Life beyond the yellow submarine

Life beyond the yellow submarine

Elly Honaker, Staff Writer

Wings was Paul McCartney’s band post-Beatles, a late 70s softy of a group that frequented my mom’s mixed CDs when I was around ages six to 10. It’s no wonder my mom thought it a suitable sort of music for a child. The mixture of soft brass, strange men with funny accents sounding out during the music, and suites that moved from sorrow to joy in a moment — there was always an element of a childlike wonder. In this abstracted world, I found a vessel for my own projections. 

The song “Jet” became about my dog of the same name, the female protagonist in “Another Day” became me slipping into my stockings for the school uniform I put on every day, “Live and Let Die” stood in for my vague conceptions of James Bond and spies (my desired profession at the time). I was capable of letting the music conform to me, a skill I’ve since lost. That is a tragedy of adolescence and adulthood, this sensation of correctness and the subsequent pivot of one’s immediate emotions to a path that aligns with something more reasonable. Before that, any intake of art was pure subjective projection uninformed by anything except love. That is why this, admittedly, dated and hyper-sweet band has an innate ability to provide an escape in one of the most unsettling times in history. It’s flimsiness is cemented with the foundational steel of childlike resilience. 
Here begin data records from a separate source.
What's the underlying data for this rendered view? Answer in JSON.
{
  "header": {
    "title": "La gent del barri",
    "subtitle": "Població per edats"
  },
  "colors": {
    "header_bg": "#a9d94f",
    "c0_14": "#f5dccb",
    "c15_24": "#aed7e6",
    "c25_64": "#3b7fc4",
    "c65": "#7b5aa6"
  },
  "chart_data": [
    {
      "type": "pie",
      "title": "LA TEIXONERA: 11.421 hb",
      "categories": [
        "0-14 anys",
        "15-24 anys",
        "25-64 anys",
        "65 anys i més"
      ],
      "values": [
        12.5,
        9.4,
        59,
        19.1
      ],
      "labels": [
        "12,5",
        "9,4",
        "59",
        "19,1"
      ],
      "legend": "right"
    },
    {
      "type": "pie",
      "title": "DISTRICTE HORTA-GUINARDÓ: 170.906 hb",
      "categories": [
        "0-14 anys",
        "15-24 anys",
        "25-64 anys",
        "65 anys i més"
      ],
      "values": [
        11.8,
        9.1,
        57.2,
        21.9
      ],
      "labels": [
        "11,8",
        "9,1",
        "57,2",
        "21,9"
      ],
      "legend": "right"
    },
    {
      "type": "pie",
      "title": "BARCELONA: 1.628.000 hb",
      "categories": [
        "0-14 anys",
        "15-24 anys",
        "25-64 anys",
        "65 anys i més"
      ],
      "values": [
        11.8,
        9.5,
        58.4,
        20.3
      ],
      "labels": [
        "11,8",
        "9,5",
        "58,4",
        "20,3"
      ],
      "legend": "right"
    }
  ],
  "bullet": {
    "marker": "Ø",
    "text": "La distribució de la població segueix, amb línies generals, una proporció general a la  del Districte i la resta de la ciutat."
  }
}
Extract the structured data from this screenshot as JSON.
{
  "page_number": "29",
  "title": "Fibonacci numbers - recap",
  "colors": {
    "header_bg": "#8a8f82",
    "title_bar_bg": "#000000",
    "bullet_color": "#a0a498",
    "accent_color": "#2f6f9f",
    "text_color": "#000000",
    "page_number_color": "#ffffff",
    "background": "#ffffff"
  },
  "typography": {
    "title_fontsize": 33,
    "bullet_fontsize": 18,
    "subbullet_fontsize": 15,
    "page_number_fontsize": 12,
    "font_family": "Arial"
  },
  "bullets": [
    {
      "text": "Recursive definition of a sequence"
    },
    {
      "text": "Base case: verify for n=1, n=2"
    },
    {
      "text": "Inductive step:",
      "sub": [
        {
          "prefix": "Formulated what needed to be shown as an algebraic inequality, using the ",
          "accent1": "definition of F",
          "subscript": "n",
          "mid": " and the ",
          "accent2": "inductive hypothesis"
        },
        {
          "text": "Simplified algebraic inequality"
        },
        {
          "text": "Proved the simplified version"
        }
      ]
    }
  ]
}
All my childhood fascinations subscribed to the music, making it capable of interning my most immediate projections of self. Somehow even years later I’ve never shook these understandings, and I hope I never do. Upon revisiting this music I found a version of me that was impervious to outward influences, whose ignorance from inexperience was a means of fully intertwining with a work of art without the need of filtering through a lens of what was extant. As I listen today I find myself in that same spirit, and for a moment, the hectic outward forces fall and I can again imagine a world imbued with the power of innocent projection.
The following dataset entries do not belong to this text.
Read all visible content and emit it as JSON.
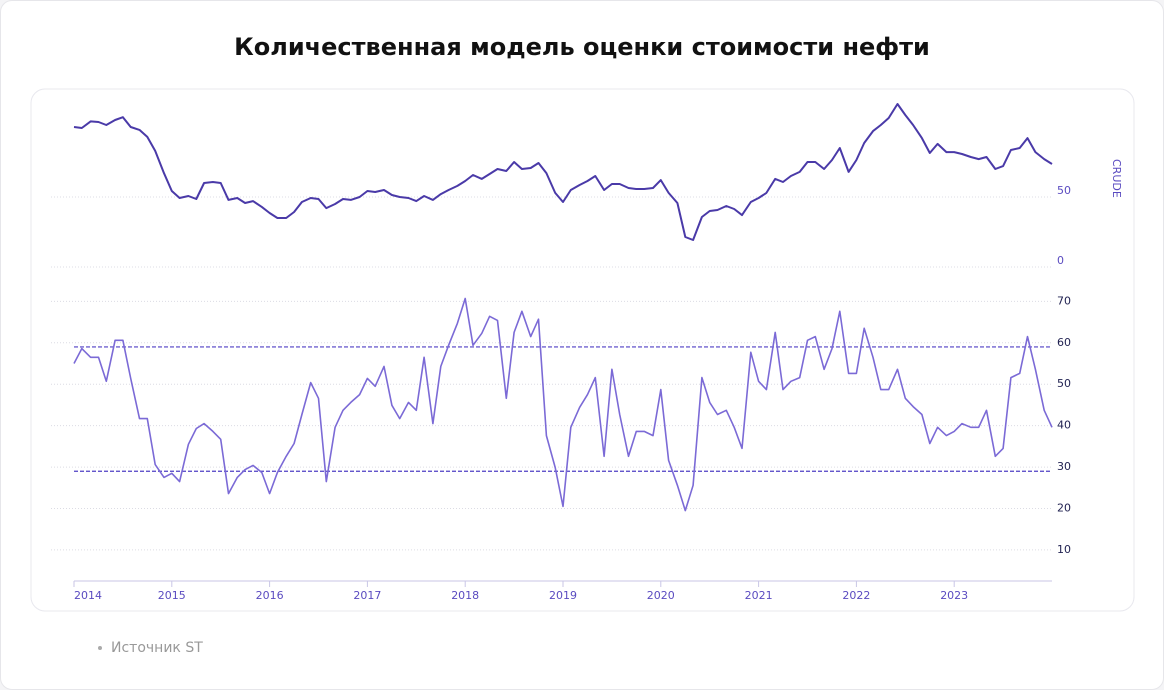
{
  "chart_data": {
    "type": "line",
    "title": "Количественная модель оценки стоимости нефти",
    "source": "Источник ST",
    "x": [
      2014,
      2014.08,
      2014.17,
      2014.25,
      2014.33,
      2014.42,
      2014.5,
      2014.58,
      2014.67,
      2014.75,
      2014.83,
      2014.92,
      2015,
      2015.08,
      2015.17,
      2015.25,
      2015.33,
      2015.42,
      2015.5,
      2015.58,
      2015.67,
      2015.75,
      2015.83,
      2015.92,
      2016,
      2016.08,
      2016.17,
      2016.25,
      2016.33,
      2016.42,
      2016.5,
      2016.58,
      2016.67,
      2016.75,
      2016.83,
      2016.92,
      2017,
      2017.08,
      2017.17,
      2017.25,
      2017.33,
      2017.42,
      2017.5,
      2017.58,
      2017.67,
      2017.75,
      2017.83,
      2017.92,
      2018,
      2018.08,
      2018.17,
      2018.25,
      2018.33,
      2018.42,
      2018.5,
      2018.58,
      2018.67,
      2018.75,
      2018.83,
      2018.92,
      2019,
      2019.08,
      2019.17,
      2019.25,
      2019.33,
      2019.42,
      2019.5,
      2019.58,
      2019.67,
      2019.75,
      2019.83,
      2019.92,
      2020,
      2020.08,
      2020.17,
      2020.25,
      2020.33,
      2020.42,
      2020.5,
      2020.58,
      2020.67,
      2020.75,
      2020.83,
      2020.92,
      2021,
      2021.08,
      2021.17,
      2021.25,
      2021.33,
      2021.42,
      2021.5,
      2021.58,
      2021.67,
      2021.75,
      2021.83,
      2021.92,
      2022,
      2022.08,
      2022.17,
      2022.25,
      2022.33,
      2022.42,
      2022.5,
      2022.58,
      2022.67,
      2022.75,
      2022.83,
      2022.92,
      2023,
      2023.08,
      2023.17,
      2023.25,
      2023.33,
      2023.42,
      2023.5,
      2023.58,
      2023.67,
      2023.75,
      2023.83,
      2023.92,
      2024
    ],
    "xlim": [
      2014,
      2024
    ],
    "xticks": [
      2014,
      2015,
      2016,
      2017,
      2018,
      2019,
      2020,
      2021,
      2022,
      2023
    ],
    "panels": [
      {
        "ylabel": "CRUDE",
        "ylim": [
          0,
          118
        ],
        "yticks": [
          0,
          50
        ],
        "grid": true,
        "series": [
          {
            "color": "#4a3aa8",
            "values": [
              100,
              99.3,
              104,
              103.6,
              101.4,
              105,
              107,
              100,
              97.9,
              92.9,
              82.9,
              67,
              54.3,
              49.3,
              50.7,
              48.6,
              60,
              60.7,
              60,
              47.9,
              49.3,
              45.7,
              47.1,
              42.9,
              38.6,
              35,
              35,
              39.3,
              46.4,
              49.3,
              48.6,
              42.1,
              45,
              48.6,
              47.9,
              50,
              54.3,
              53.6,
              55,
              51.4,
              50,
              49.3,
              47.1,
              50.7,
              47.9,
              52.1,
              55,
              57.9,
              61.4,
              65.7,
              62.9,
              66.4,
              70,
              68.6,
              75,
              70,
              70.7,
              74.3,
              67.1,
              52.9,
              46.4,
              55,
              58.6,
              61.4,
              65,
              55,
              59.3,
              59.3,
              56.4,
              55.7,
              55.7,
              56.4,
              62.1,
              52.9,
              45.7,
              21.4,
              19.3,
              35.7,
              40,
              40.7,
              43.6,
              41.4,
              37.1,
              46.4,
              49.3,
              52.9,
              62.9,
              60.7,
              65,
              67.9,
              75,
              75,
              70,
              76.4,
              85,
              67.9,
              76.4,
              88.6,
              97.1,
              101.4,
              106.4,
              116.4,
              108.6,
              101.4,
              92.1,
              81.4,
              87.9,
              82.1,
              82.1,
              80.7,
              78.6,
              77.1,
              78.6,
              70,
              72.1,
              83.6,
              85,
              92.1,
              82.1,
              77.1,
              73.6
            ]
          }
        ]
      },
      {
        "ylim": [
          2.5,
          72.5
        ],
        "yticks": [
          10,
          20,
          30,
          40,
          50,
          60,
          70
        ],
        "grid": true,
        "reference_lines": [
          59,
          29
        ],
        "reference_color": "#4f3fc4",
        "series": [
          {
            "color": "#7b6ad6",
            "values": [
              55,
              58.6,
              56.5,
              56.5,
              50.7,
              60.6,
              60.6,
              51.4,
              41.7,
              41.7,
              30.6,
              27.5,
              28.5,
              26.5,
              35.5,
              39.3,
              40.5,
              38.6,
              36.7,
              23.6,
              27.5,
              29.4,
              30.4,
              28.7,
              23.6,
              28.7,
              32.6,
              35.7,
              42.7,
              50.4,
              46.6,
              26.5,
              39.6,
              43.7,
              45.6,
              47.5,
              51.4,
              49.5,
              54.3,
              44.9,
              41.7,
              45.6,
              43.7,
              56.5,
              40.5,
              54.3,
              59.4,
              64.7,
              70.7,
              59.4,
              62.3,
              66.4,
              65.4,
              46.6,
              62.5,
              67.6,
              61.5,
              65.7,
              37.6,
              29.9,
              20.5,
              39.6,
              44.4,
              47.5,
              51.6,
              32.6,
              53.6,
              42.7,
              32.6,
              38.6,
              38.6,
              37.6,
              48.7,
              31.6,
              25.6,
              19.5,
              25.6,
              51.6,
              45.6,
              42.7,
              43.7,
              39.6,
              34.5,
              57.7,
              50.7,
              48.7,
              62.5,
              48.7,
              50.7,
              51.6,
              60.6,
              61.5,
              53.6,
              58.6,
              67.6,
              52.6,
              52.6,
              63.5,
              56.5,
              48.7,
              48.7,
              53.6,
              46.6,
              44.6,
              42.7,
              35.7,
              39.6,
              37.6,
              38.6,
              40.5,
              39.6,
              39.6,
              43.7,
              32.6,
              34.5,
              51.6,
              52.6,
              61.5,
              53.6,
              43.7,
              39.6
            ]
          }
        ]
      }
    ]
  }
}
In Paul McCartney’s career, spanning 63 years and over 500 songs, there may be no greater demonstration of resilience than his founding of Wings. The unique sound quality and curious instrumentation produced a sound unique to not only the Beatles, but McCartney himself. This was, afterall, his last effort to leave his legacy on the realm of music that extended beyond his previous success. While he maintains the whimsical and lively nature of his previous music, McCartney & Wings offers a true depiction of Paul’s musical vision.